Eduardo Cabrita’s driver accused of negligent homicide –  but still minister refers to victim ‘crossing road’ without due signage

The tragic and appalling story of how 43-year-old roadworker Nuno Santos came to be mown down by a car transporting disaster-dogged government minister Eduardo Cabrita on the A6 motorway has finally seen the driver of the car accused of negligent homicide.

But it hasn’t seen insinuations of ‘why Mr Santos may have been crossing the highway’ drop.

Interior minister Cabrita continued with these today, telling reporters: “The conditions of crossing an unsigned highway must be clarified in the context of the accident…no one is above the law.”

He re-emphasised meantime his condition as “a passenger” of the powerful BMW series 7 vehicle, and his trust in what he called “the rule of law”.

Television exposés on the way in which this incident has been treated have described how ‘lavatory paper has been taken for DNA testing’, to see whether Mr Santos had been in the process of returning to his team at the side of the motorway, after relieving himself in the central reservation.

The inference has been that lawyers for the defence could be seeking to argue that Mr Santos was not only not working when he was killed but in a location that was unprotected for the exercise of his professional duties.  

This is something the Public Ministry refutes, insisting the works on the highway were in evidence and visible.

Today’s accusation brings to an end months of legal limbo for Mr Santos’ devastated family (click here). It also saw the resignation of Eduardo Cabrita (see below).

The investigation is no longer protected by ‘Secrecy of Justice’, and the family’s lawyer will at last be able to see all the evidence (click here) as he advances, or otherwise, with a claim for compensation.

The accusation comes almost six months since the media outcry over the way this case has been handled (click here).

At no point in all these months has anyone in authority come clean about the speed involved.

Today, the Public Ministry reveals that driver Marco Pontes was travelling at 163 km/ h – well over the legal limit, but below media estimates of ‘in excess of 200 km/h’ (click  here).

The accusation, drawn up by Évora’s DIAP (department of investigation and penal action) describes Pontes as driving “a motor vehicle in violation of speed and circulation rules provided for in the Highway Code, and with failure to comply with the precautions required by prudence and care imposed by those driving regulations”. 

Says Expresso, the next step in this process will be the ‘instruction phase’ in which a magistrate determines whether or not there is sufficient evidence to take this matter to trial.

UPDATE: Eduardo Cabrita has resigned his position this evening, in a defiant speech in which he not only decried the ‘politicising’ of a tragic event but described what he presented as the successes of his four-year tenure.
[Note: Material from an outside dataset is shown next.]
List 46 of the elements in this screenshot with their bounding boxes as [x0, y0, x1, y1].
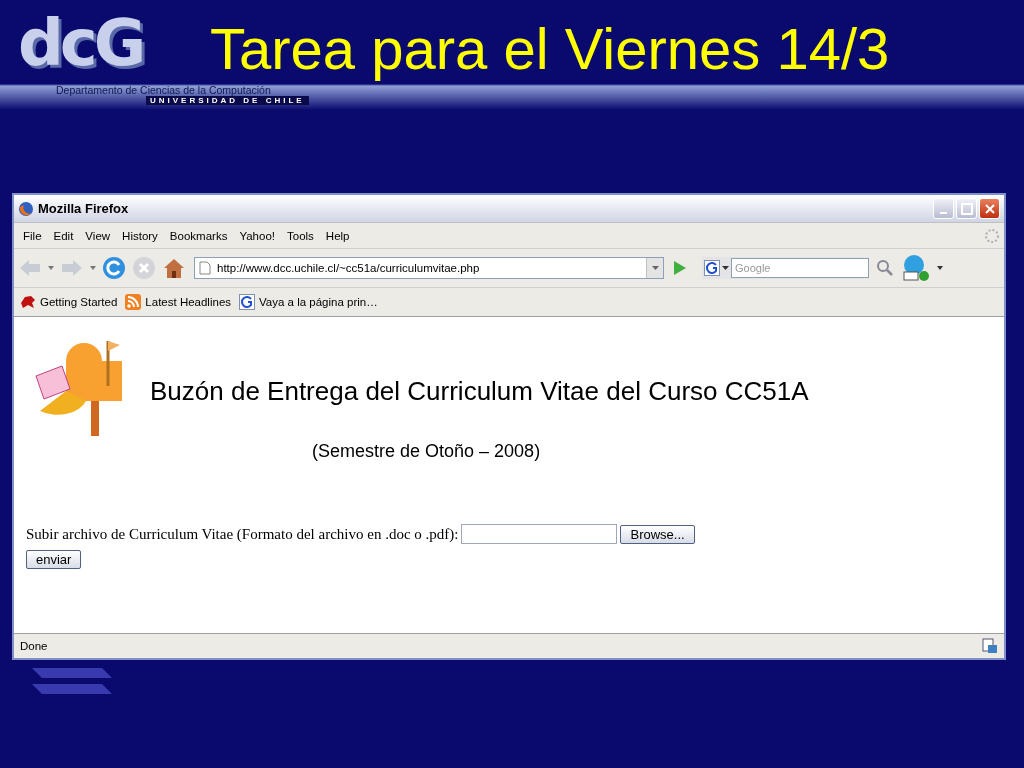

This comes after his performance has been repeatedly slated in the press and by fellow politicians (click here). There was even an occasion where President Marcelo seemed to suggest Mr Cabrita should resign.

Television commentator Luís Marques Mendes described Mr Cabrita not so long ago as a “large political abscess” (click here).

It was on Mr Cabrita’s watch that Ukrainian job seeker Ihor Homeniuk was killed at a holding centre run by SEF at Lisbon airport (click here).

There will be more on this in tomorrow’s press, as Mr Cabrita’s resignation speech was unusual to say the least. He even described the car he was travelling in on that fateful afternoon in June as having been “the victim of an accident”.